A Sweet Sting of Salt is what I think is called low fantasy – there’s not a lot of magic at all, and what there is doesn’t try to explain itself. But it’s also a fantasy in the sense of, this is almost a historical fiction novel, but it’s one where queer characters get their happy endings without too much homophobia; where women escape and make lives for themselves outside of the patriarchy, again without nearly as much trouble as people of the time period probably would have experienced. It’s fantasy in the same way a daydream is fantasy, in that one aspect, and I really appreciated it.

There’s enough queerphobia in the real world, I don’t want to read about it in my fiction, okay?

But though it’s low-magic, don’t think this is a low-stakes, low-tension novel, because it most certainly is not. Anxiety for the characters had my guts in knots for a good half of the book, and there’s real, and really awful, violence, with the threat of worse hanging over the heads of the MC and her love interest.

It’s not a chill time, is what I’m saying here. A Sweet Sting of Salt is, well, sweet, but it’s also heart-in-your-throat nerve-wracking when it’s not giving you heart-ache – or both at once! Don’t curl up with this one expecting a calm cosy read, because that is NOT what you’re going to get!

Jean was outed by the spiteful mother of the girl she loved years ago, but earned back the respect of her neighbours by becoming a very skilled midwife. (This is not a coincidence; Jean’s amazing mentor, the half-Indigenous Anneke, deliberately set Jean to learning midwifery because few people are so bigoted they’re willing to ostracize the person their lives, or those of their female relatives, will almost certainly depend on someday.) And as the blurb says, the story gets moving when a heavily pregnant woman Jean didn’t even know about (what kind of pregnant person wouldn’t make sure the local midwife knew about their condition?) appears on her land late at night, only to go ahead and have the fastest and easiest delivery Jean has ever seen.

The mysterious woman is Muirin, who barely speaks a word of English – and yet, Jean is able to pick up on something between Muirin and her husband, Tobias, that makes her insist Muirin and the newborn stay with her for a while ‘just to make sure all’s well’.

I despise the lack-of-communication trope, where things could be cleared up so easily if characters just talked to each other clearly and honestly – but in Sweet Sting of Salt, the issue is that Muirin legitimately can’t communicate, as she knows very little English. And although the reader knows – or at least strongly suspects! – that Muirin is a selkie, and that’s probably why she’s so (charmingly) odd and doesn’t speak English, Jean reaches very logical conclusions to her own questions about Muirin’s nature and origins. A whole lot of assumptions are made, but they’re well-reasoned given what Jean knows of the world. This isn’t one of those stories where the supernatural is staring the MC in the face the entire time and they almost wilfully refuse to see it; although I was frantic for Jean to figure things out and get to helping Muirin, I could absolutely follow her reasoning when she came up with explanations for Muirin’s lack of family, her ignorance of the local culture, and even her strained relationship with Tobias. It was – kind of amusingly frustrating, that Jean was so rational? That there were so many perfectly obvious, perfectly reasonable explanations for all of Jean’s questions? There was just no way for someone in Jean’s position – in life, in history, in geography, even in the patriarchy – to put it together that Muirin isn’t a foreigner in a bad position, but an honest-to-gods selkie.

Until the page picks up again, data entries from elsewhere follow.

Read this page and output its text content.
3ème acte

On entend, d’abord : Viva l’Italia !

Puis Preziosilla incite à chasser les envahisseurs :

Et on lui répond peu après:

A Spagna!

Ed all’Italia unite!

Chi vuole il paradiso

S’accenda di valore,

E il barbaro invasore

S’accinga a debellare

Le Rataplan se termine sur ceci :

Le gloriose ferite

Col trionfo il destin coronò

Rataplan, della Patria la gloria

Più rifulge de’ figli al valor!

Part of that – and this is really my only critique of the book – is that selkies never come up in Jean’s thoughts or any other part of her life. I was really surprised that Sutherland never took the time to let the reader know what a selkie actually is – especially given that there was one scene in particular, when a child is asking for water-legend stories, that would have been the perfect moment to introduce the concept and make sure the reader knew the myth of the selkie. If you don’t already know what a selkie is when you go into this book, there’s a good chance you’ll be pretty confused when the reveal does come, as the book is written as if it’s taken for granted that every reader knows about selkies.

I mean, I do? But I’m a myth-nerd born in Ireland, where selkie stories are traditional. I’m not sure how or why Sutherland – or her editor – expects most readers to know what she’s on about. Selkies are not a type of magical creature that show up a lot in fantasy fiction; everyone knows what a dragon is (debates about how many limbs they should have aside) but selkies? Joane Harris’ The Blue Salt Road is the only selkie book I can think of from a reasonably-big-name author, and I don’t think it made enough of a splash (hah!) to put selkies on the map, as it were.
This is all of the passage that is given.